J’ai senti monter mon inquiétude, mais je n’en ai rien montré.

— Non, mais il s’ennuie, c’est évident, répondrai-je péremptoirement.

 

— Comment nous retrouverons-nous ? reprit le second pigeon.

— Ici, dans un an jour pour jour, proposa le premier. Et quelle joie ce sera ! Comme nous aurons de plaisir à roucouler, à nous entretenir !

 

J’ai écouté le vent glacé souffler sur la lande.

Ma pensée s’est évadée loin en arrière, loin par-delà. Et le monde momentanément n’était pas si hostile.

— En fait, m’interrompra l’enfant, tu ne sais pas du tout comment ça va se terminer. Tu racontes, tu racontes, mais tel que c’est parti, ça ne va pas se terminer comme tu l’avais imaginé.

— Je ne t’ai pas promis un conte de fée, dirai-je assez sèchement. Même le contraire, souviens-toi. Deux voyages d’un an, voilà qui fait long.

— Sauf que je parie que le second n’est pas parti.

— Tu te trompes. Il est parti. Mais il est revenu assez vite. L’année se passe. La date approche. Le second pigeon a mis des fleurs partout dans le nid, des choses colorées et soyeuses, pour accueillir le premier.
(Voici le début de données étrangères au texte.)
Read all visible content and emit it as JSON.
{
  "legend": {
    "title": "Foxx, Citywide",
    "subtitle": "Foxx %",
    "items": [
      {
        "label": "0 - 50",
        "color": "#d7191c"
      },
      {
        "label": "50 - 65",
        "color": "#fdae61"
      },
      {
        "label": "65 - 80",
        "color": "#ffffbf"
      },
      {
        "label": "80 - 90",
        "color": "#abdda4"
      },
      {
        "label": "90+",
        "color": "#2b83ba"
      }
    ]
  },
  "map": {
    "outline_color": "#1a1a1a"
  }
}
— Mais il n’est pas rentré.

Je resterai silencieux un long, long moment.

— C’est exact.

— Et après ?

— Le second pigeon tombe très malade. Ses amis le veillent. Ses amis sont très inquiets. Les jours passent, les semaines. Il se remet peu à peu, il reprend des forces. Et puis même son cœur guérit. Un jour, tandis qu’il vole, il aperçoit un pigeonnier plein de pigeons roucoulants. Il y entre. Et là, ce qui se passe est assez simple.
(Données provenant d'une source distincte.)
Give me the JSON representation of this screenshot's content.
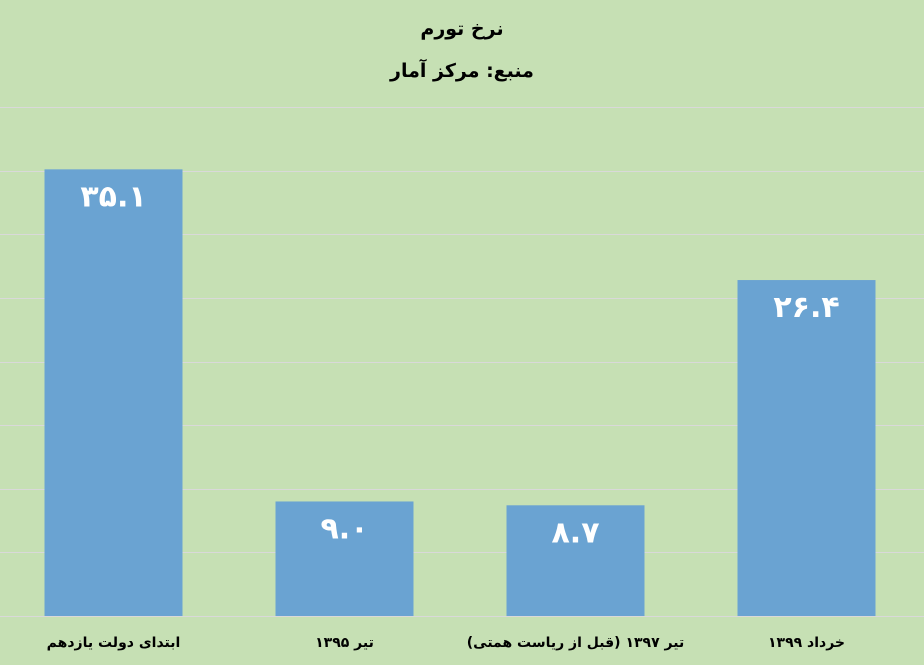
{
  "title": "نرخ تورم",
  "subtitle": "منبع: مرکز آمار",
  "colors": {
    "background": "#c6e0b4",
    "bar": "#6aa3d2",
    "grid": "#d9d9d9",
    "data_label": "#ffffff",
    "text": "#000000"
  },
  "chart_data": {
    "type": "bar",
    "title": "نرخ تورم",
    "subtitle": "منبع: مرکز آمار",
    "categories": [
      "ابتدای دولت یازدهم",
      "تیر ۱۳۹۵",
      "تیر ۱۳۹۷ (قبل از ریاست همتی)",
      "خرداد ۱۳۹۹"
    ],
    "values": [
      35.1,
      9.0,
      8.7,
      26.4
    ],
    "data_labels": [
      "۳۵.۱",
      "۹.۰",
      "۸.۷",
      "۲۶.۴"
    ],
    "xlabel": "",
    "ylabel": "",
    "ylim": [
      0,
      40
    ],
    "y_tick_labels_shown": false,
    "grid": true,
    "legend": "none"
  }
}
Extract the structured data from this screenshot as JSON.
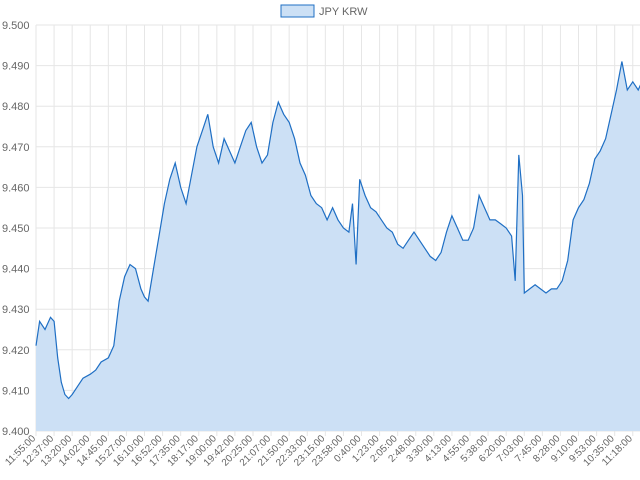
{
  "chart_data": {
    "type": "area",
    "title": "",
    "xlabel": "",
    "ylabel": "",
    "grid": true,
    "legend_placement": "top",
    "ylim": [
      9.4,
      9.5
    ],
    "yticks": [
      "9.400",
      "9.410",
      "9.420",
      "9.430",
      "9.440",
      "9.450",
      "9.460",
      "9.470",
      "9.480",
      "9.490",
      "9.500"
    ],
    "xtick_labels": [
      "11:55:00",
      "12:37:00",
      "13:20:00",
      "14:02:00",
      "14:45:00",
      "15:27:00",
      "16:10:00",
      "16:52:00",
      "17:35:00",
      "18:17:00",
      "19:00:00",
      "19:42:00",
      "20:25:00",
      "21:07:00",
      "21:50:00",
      "22:33:00",
      "23:15:00",
      "23:58:00",
      "0:40:00",
      "1:23:00",
      "2:05:00",
      "2:48:00",
      "3:30:00",
      "4:13:00",
      "4:55:00",
      "5:38:00",
      "6:20:00",
      "7:03:00",
      "7:45:00",
      "8:28:00",
      "9:10:00",
      "9:53:00",
      "10:35:00",
      "11:18:00"
    ],
    "series": [
      {
        "name": "JPY KRW",
        "color": "#1f6fc4",
        "fill": "#cce0f5",
        "points": [
          [
            0,
            9.421
          ],
          [
            0.2,
            9.427
          ],
          [
            0.5,
            9.425
          ],
          [
            0.8,
            9.428
          ],
          [
            1.0,
            9.427
          ],
          [
            1.2,
            9.418
          ],
          [
            1.4,
            9.412
          ],
          [
            1.6,
            9.409
          ],
          [
            1.8,
            9.408
          ],
          [
            2.0,
            9.409
          ],
          [
            2.3,
            9.411
          ],
          [
            2.6,
            9.413
          ],
          [
            3.0,
            9.414
          ],
          [
            3.3,
            9.415
          ],
          [
            3.6,
            9.417
          ],
          [
            4.0,
            9.418
          ],
          [
            4.3,
            9.421
          ],
          [
            4.6,
            9.432
          ],
          [
            4.9,
            9.438
          ],
          [
            5.2,
            9.441
          ],
          [
            5.5,
            9.44
          ],
          [
            5.8,
            9.435
          ],
          [
            6.0,
            9.433
          ],
          [
            6.2,
            9.432
          ],
          [
            6.5,
            9.44
          ],
          [
            6.8,
            9.448
          ],
          [
            7.1,
            9.456
          ],
          [
            7.4,
            9.462
          ],
          [
            7.7,
            9.466
          ],
          [
            8.0,
            9.46
          ],
          [
            8.3,
            9.456
          ],
          [
            8.6,
            9.463
          ],
          [
            8.9,
            9.47
          ],
          [
            9.2,
            9.474
          ],
          [
            9.5,
            9.478
          ],
          [
            9.8,
            9.47
          ],
          [
            10.1,
            9.466
          ],
          [
            10.4,
            9.472
          ],
          [
            10.7,
            9.469
          ],
          [
            11.0,
            9.466
          ],
          [
            11.3,
            9.47
          ],
          [
            11.6,
            9.474
          ],
          [
            11.9,
            9.476
          ],
          [
            12.2,
            9.47
          ],
          [
            12.5,
            9.466
          ],
          [
            12.8,
            9.468
          ],
          [
            13.1,
            9.476
          ],
          [
            13.4,
            9.481
          ],
          [
            13.7,
            9.478
          ],
          [
            14.0,
            9.476
          ],
          [
            14.3,
            9.472
          ],
          [
            14.6,
            9.466
          ],
          [
            14.9,
            9.463
          ],
          [
            15.2,
            9.458
          ],
          [
            15.5,
            9.456
          ],
          [
            15.8,
            9.455
          ],
          [
            16.1,
            9.452
          ],
          [
            16.4,
            9.455
          ],
          [
            16.7,
            9.452
          ],
          [
            17.0,
            9.45
          ],
          [
            17.3,
            9.449
          ],
          [
            17.5,
            9.456
          ],
          [
            17.7,
            9.441
          ],
          [
            17.9,
            9.462
          ],
          [
            18.2,
            9.458
          ],
          [
            18.5,
            9.455
          ],
          [
            18.8,
            9.454
          ],
          [
            19.1,
            9.452
          ],
          [
            19.4,
            9.45
          ],
          [
            19.7,
            9.449
          ],
          [
            20.0,
            9.446
          ],
          [
            20.3,
            9.445
          ],
          [
            20.6,
            9.447
          ],
          [
            20.9,
            9.449
          ],
          [
            21.2,
            9.447
          ],
          [
            21.5,
            9.445
          ],
          [
            21.8,
            9.443
          ],
          [
            22.1,
            9.442
          ],
          [
            22.4,
            9.444
          ],
          [
            22.7,
            9.449
          ],
          [
            23.0,
            9.453
          ],
          [
            23.3,
            9.45
          ],
          [
            23.6,
            9.447
          ],
          [
            23.9,
            9.447
          ],
          [
            24.2,
            9.45
          ],
          [
            24.5,
            9.458
          ],
          [
            24.8,
            9.455
          ],
          [
            25.1,
            9.452
          ],
          [
            25.4,
            9.452
          ],
          [
            25.7,
            9.451
          ],
          [
            26.0,
            9.45
          ],
          [
            26.3,
            9.448
          ],
          [
            26.5,
            9.437
          ],
          [
            26.7,
            9.468
          ],
          [
            26.9,
            9.458
          ],
          [
            27.0,
            9.434
          ],
          [
            27.3,
            9.435
          ],
          [
            27.6,
            9.436
          ],
          [
            27.9,
            9.435
          ],
          [
            28.2,
            9.434
          ],
          [
            28.5,
            9.435
          ],
          [
            28.8,
            9.435
          ],
          [
            29.1,
            9.437
          ],
          [
            29.4,
            9.442
          ],
          [
            29.7,
            9.452
          ],
          [
            30.0,
            9.455
          ],
          [
            30.3,
            9.457
          ],
          [
            30.6,
            9.461
          ],
          [
            30.9,
            9.467
          ],
          [
            31.2,
            9.469
          ],
          [
            31.5,
            9.472
          ],
          [
            31.8,
            9.478
          ],
          [
            32.1,
            9.484
          ],
          [
            32.4,
            9.491
          ],
          [
            32.7,
            9.484
          ],
          [
            33.0,
            9.486
          ],
          [
            33.3,
            9.484
          ],
          [
            33.6,
            9.487
          ]
        ]
      }
    ]
  }
}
— Oui, dira l’enfant très tristement.

— Ma fable n’est pas finie. Quelques mois plus tard, le premier pigeon rentre au nid, qu’il trouve désert. Il tombe très malade. Ses amis le veillent. Ses amis sont très inquiets. Mais lui ne retrouvera jamais le chemin d’un pigeonnier…

— Quel gâchis, fera l’enfant.

— Ils n’avaient pas le choix, fis-je remarquer doucement. Ils s’ennuyaient...
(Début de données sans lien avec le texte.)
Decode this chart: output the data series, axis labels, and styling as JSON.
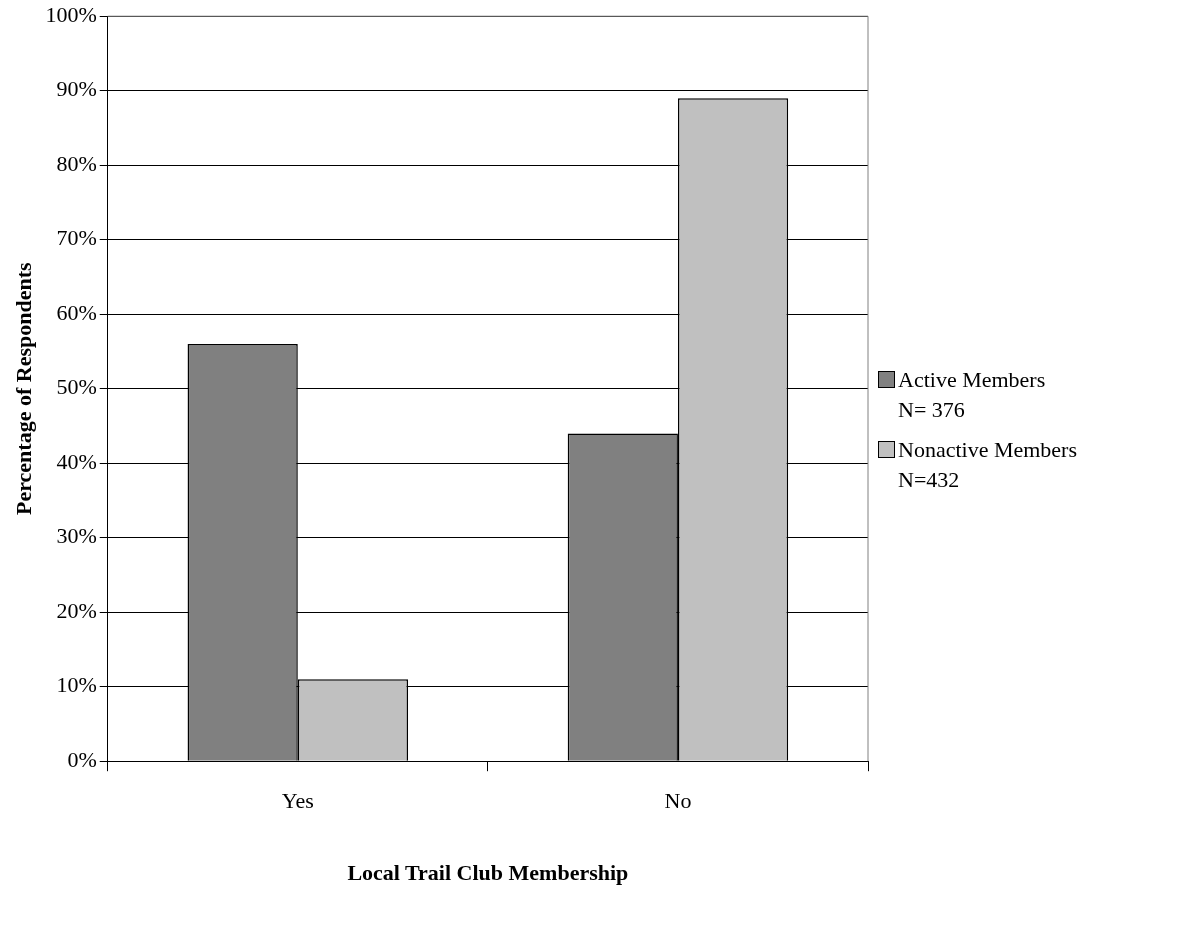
{
  "chart_data": {
    "type": "bar",
    "xlabel": "Local Trail Club Membership",
    "ylabel": "Percentage of Respondents",
    "categories": [
      "Yes",
      "No"
    ],
    "series": [
      {
        "name": "Active Members\nN= 376",
        "color": "#808080",
        "values": [
          56,
          44
        ]
      },
      {
        "name": "Nonactive Members\nN=432",
        "color": "#c0c0c0",
        "values": [
          11,
          89
        ]
      }
    ],
    "ylim": [
      0,
      100
    ],
    "yticks": [
      {
        "value": 0,
        "label": "0%"
      },
      {
        "value": 10,
        "label": "10%"
      },
      {
        "value": 20,
        "label": "20%"
      },
      {
        "value": 30,
        "label": "30%"
      },
      {
        "value": 40,
        "label": "40%"
      },
      {
        "value": 50,
        "label": "50%"
      },
      {
        "value": 60,
        "label": "60%"
      },
      {
        "value": 70,
        "label": "70%"
      },
      {
        "value": 80,
        "label": "80%"
      },
      {
        "value": 90,
        "label": "90%"
      },
      {
        "value": 100,
        "label": "100%"
      }
    ],
    "grid": "y",
    "legend": "right"
  }
}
— Ils s’ennuyaient parce qu’il y en avait un qui s’ennuyait. Mais celui qui est resté avait peut-être une autre solution à proposer. Ta fable est bête, méchante, et elle ne me donne aucune leçon.

— Mais il arrive que la vie soit bête et méchante.

— Alors, dit l’enfant en bondissant, furieux, de la bergère, alors, ton récit n’était pas une fable, et voilà tout.

 

— Attends un peu que le vent se calme et que le froid passe avant de sortir, dirai-je à l’enfant en l’apaisant. Tu ne sais même pas après qui tu en as. Et si ma fable n’était pas une fable, crois-moi, aujourd’hui je t’aurais raconté des choses du monde bien plus terribles que celle-là.

 

J’écoutai ces choses du monde.

J’écoutai le vent, j’écoutai la mer.

Ici, penserai-je, ici, le monde n’est pas trop hostile.

 

En me retournant, je vis qu’il s’était endormi.